Standing Room Only -- The Christmas Concert.

Reading and writing and arithmetic were unquestionably the mainstays of school life in years gone by. Ask any student who attended a one-room schoolhouse their favourite memory and almost everyone will say “the Christmas Concert”.

Practice for the annual Christmas Concert began in November of each year. By early December the date and time was announced in the Gazette. A typical announcement from 1953 read .... “Christmas Concert, SS # 8, Tuesday, December 22, 8:30 p.m. Everyone welcome”.

Costume making was in full production by early December with many hours spent at the cutting board and on the sewing machine. Close to the big day some of the men from the Section went to see Bob Rudy to borrow wood to build the stage. Yes - borrow. The wood was returned after the concert - no charge. Mothers sent white sheets to drape over wires and become the stage curtains. Excitement built by the day and everyone crossed their fingers hoping for good weather. One of the last tasks was decorating the school room with crepe paper streamers and, of course, decorating the Christmas tree cut from a nearby bush.
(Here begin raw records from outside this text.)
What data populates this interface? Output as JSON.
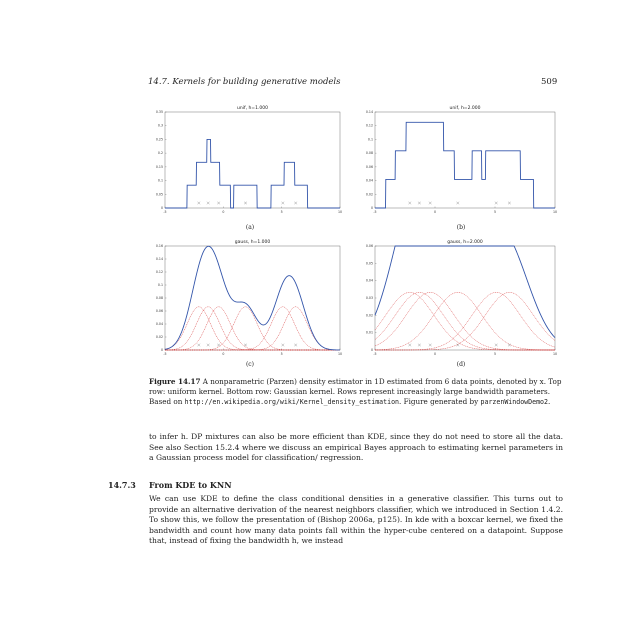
{
  "header": {
    "section": "14.7. Kernels for building generative models",
    "page_number": "509"
  },
  "figure": {
    "panels": [
      {
        "title": "unif, h=1.000",
        "label": "(a)",
        "yticks": [
          "0",
          "0.05",
          "0.1",
          "0.15",
          "0.2",
          "0.25",
          "0.3",
          "0.35"
        ],
        "xticks": [
          "-5",
          "0",
          "5",
          "10"
        ]
      },
      {
        "title": "unif, h=2.000",
        "label": "(b)",
        "yticks": [
          "0",
          "0.02",
          "0.04",
          "0.06",
          "0.08",
          "0.1",
          "0.12",
          "0.14"
        ],
        "xticks": [
          "-5",
          "0",
          "5",
          "10"
        ]
      },
      {
        "title": "gauss, h=1.000",
        "label": "(c)",
        "yticks": [
          "0",
          "0.02",
          "0.04",
          "0.06",
          "0.08",
          "0.1",
          "0.12",
          "0.14",
          "0.16"
        ],
        "xticks": [
          "-5",
          "0",
          "5",
          "10"
        ]
      },
      {
        "title": "gauss, h=2.000",
        "label": "(d)",
        "yticks": [
          "0",
          "0.01",
          "0.02",
          "0.03",
          "0.04",
          "0.05",
          "0.06"
        ],
        "xticks": [
          "-5",
          "0",
          "5",
          "10"
        ]
      }
    ],
    "caption_label": "Figure 14.17",
    "caption_text": " A nonparametric (Parzen) density estimator in 1D estimated from 6 data points, denoted by x. Top row: uniform kernel. Bottom row: Gaussian kernel. Rows represent increasingly large bandwidth parameters. Based on ",
    "caption_url": "http://en.wikipedia.org/wiki/Kernel_density_estimation",
    "caption_mid": ". Figure generated by ",
    "caption_code": "parzenWindowDemo2",
    "caption_end": "."
  },
  "chart_data": [
    {
      "type": "line",
      "title": "unif, h=1.000",
      "kernel": "uniform",
      "h": 1.0,
      "data_points": [
        -2.1,
        -1.3,
        -0.4,
        1.9,
        5.1,
        6.2
      ],
      "xlim": [
        -5,
        10
      ],
      "ylim": [
        0,
        0.35
      ]
    },
    {
      "type": "line",
      "title": "unif, h=2.000",
      "kernel": "uniform",
      "h": 2.0,
      "data_points": [
        -2.1,
        -1.3,
        -0.4,
        1.9,
        5.1,
        6.2
      ],
      "xlim": [
        -5,
        10
      ],
      "ylim": [
        0,
        0.14
      ]
    },
    {
      "type": "line",
      "title": "gauss, h=1.000",
      "kernel": "gaussian",
      "h": 1.0,
      "data_points": [
        -2.1,
        -1.3,
        -0.4,
        1.9,
        5.1,
        6.2
      ],
      "xlim": [
        -5,
        10
      ],
      "ylim": [
        0,
        0.16
      ]
    },
    {
      "type": "line",
      "title": "gauss, h=2.000",
      "kernel": "gaussian",
      "h": 2.0,
      "data_points": [
        -2.1,
        -1.3,
        -0.4,
        1.9,
        5.1,
        6.2
      ],
      "xlim": [
        -5,
        10
      ],
      "ylim": [
        0,
        0.06
      ]
    }
  ],
  "colors": {
    "density": "#3355aa",
    "kernel": "#d42020",
    "points": "#888888"
  },
  "body": {
    "para1": "to infer h. DP mixtures can also be more efficient than KDE, since they do not need to store all the data. See also Section 15.2.4 where we discuss an empirical Bayes approach to estimating kernel parameters in a Gaussian process model for classification/ regression.",
    "section_number": "14.7.3",
    "section_title": "From KDE to KNN",
    "para2": "We can use KDE to define the class conditional densities in a generative classifier. This turns out to provide an alternative derivation of the nearest neighbors classifier, which we introduced in Section 1.4.2. To show this, we follow the presentation of (Bishop 2006a, p125). In kde with a boxcar kernel, we fixed the bandwidth and count how many data points fall within the hyper-cube centered on a datapoint. Suppose that, instead of fixing the bandwidth h, we instead"
  }
}
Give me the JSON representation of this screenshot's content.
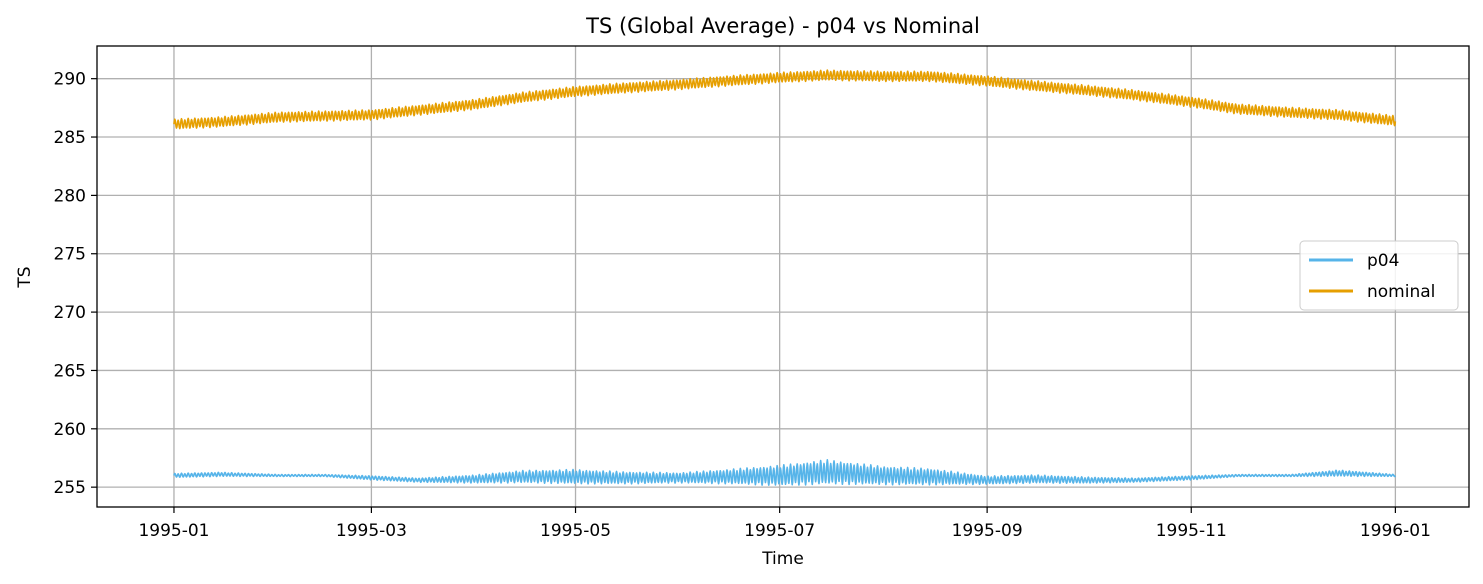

On that very special concert night the dads who were farmers (which was pretty much every dad) worked fast to finish the chores early so they could put on their Sunday suit and be off to the big event. Mothers wore their Sunday best as well, as did grandparents and aunts and uncles and everyone who attended (which was pretty much everyone in the community). It was standing room only.

A typical Christmas concert in the one-room schoolhouse started with a welcoming chorus by the school (all 8 grades), a welcoming recitation and the Chairman’s remarks. It wasn’t uncommon to feature 7 or 8 musical solos ... accordian or piano or vocal; 3 or 4 short plays with titles ranging from “What Makes Christmas Merry” to “Bachelor’s Lonely Christmas”; several rounds of carols by the school chorus; and a few exercises or drills (the Japanese doll drill was a favourite). Then, when everyone was over their stage fright and just about bursting with excitement .... Santa arrived!

Many times Santa bounded across the tops of the desks calling out “ ho ho ho” to boys and girls of all ages as he made his way to the stage.

Honestly - does it get any better? Well, perhaps when Santa gave out a candy bag to each school child, especially if the bag included a popcorn ball. All too soon it was time to go home. The big event was over for another year but the memories lived on forever.


A Very Special Santa

It takes a very special person to put on the red suit and white beard, sling the sack over his back and act out one of the most important parts at Christmas events ... Santa Claus.

For Milt Sippel there was little acting required. Milt was a natural. He had the physical build and the outgoing personality. Best of all, he knew how to keep his Santa identity a secret. Well, almost.

Milt was Santa for years and years at many schools throughout the area. He had his own red suit (size very large), a cap complete with pom pom, white beard and even a mask to hide his identify. Milt forgot one thing. Early in his Santa career he didn’t wear gloves. One year, when his son Farrell was about 9 or 10 years old, Farrell recognized his dad’s hands giving out the Santa candy bags. The jig was almost up. Farrell was sworn to secrecy and forever after Santa wore black gloves ... as well he should as it’s cold in the North Pole.

Another very special Santa was George Wilhelm. George understood the importance of believing that Santa lives at the North Pole and not on the Maplewood Sideroad. It was only this year (2012) that his own children, now all grown up with children and grandchildren of their own, found out why their dad wasn’t home on certain nights in late December.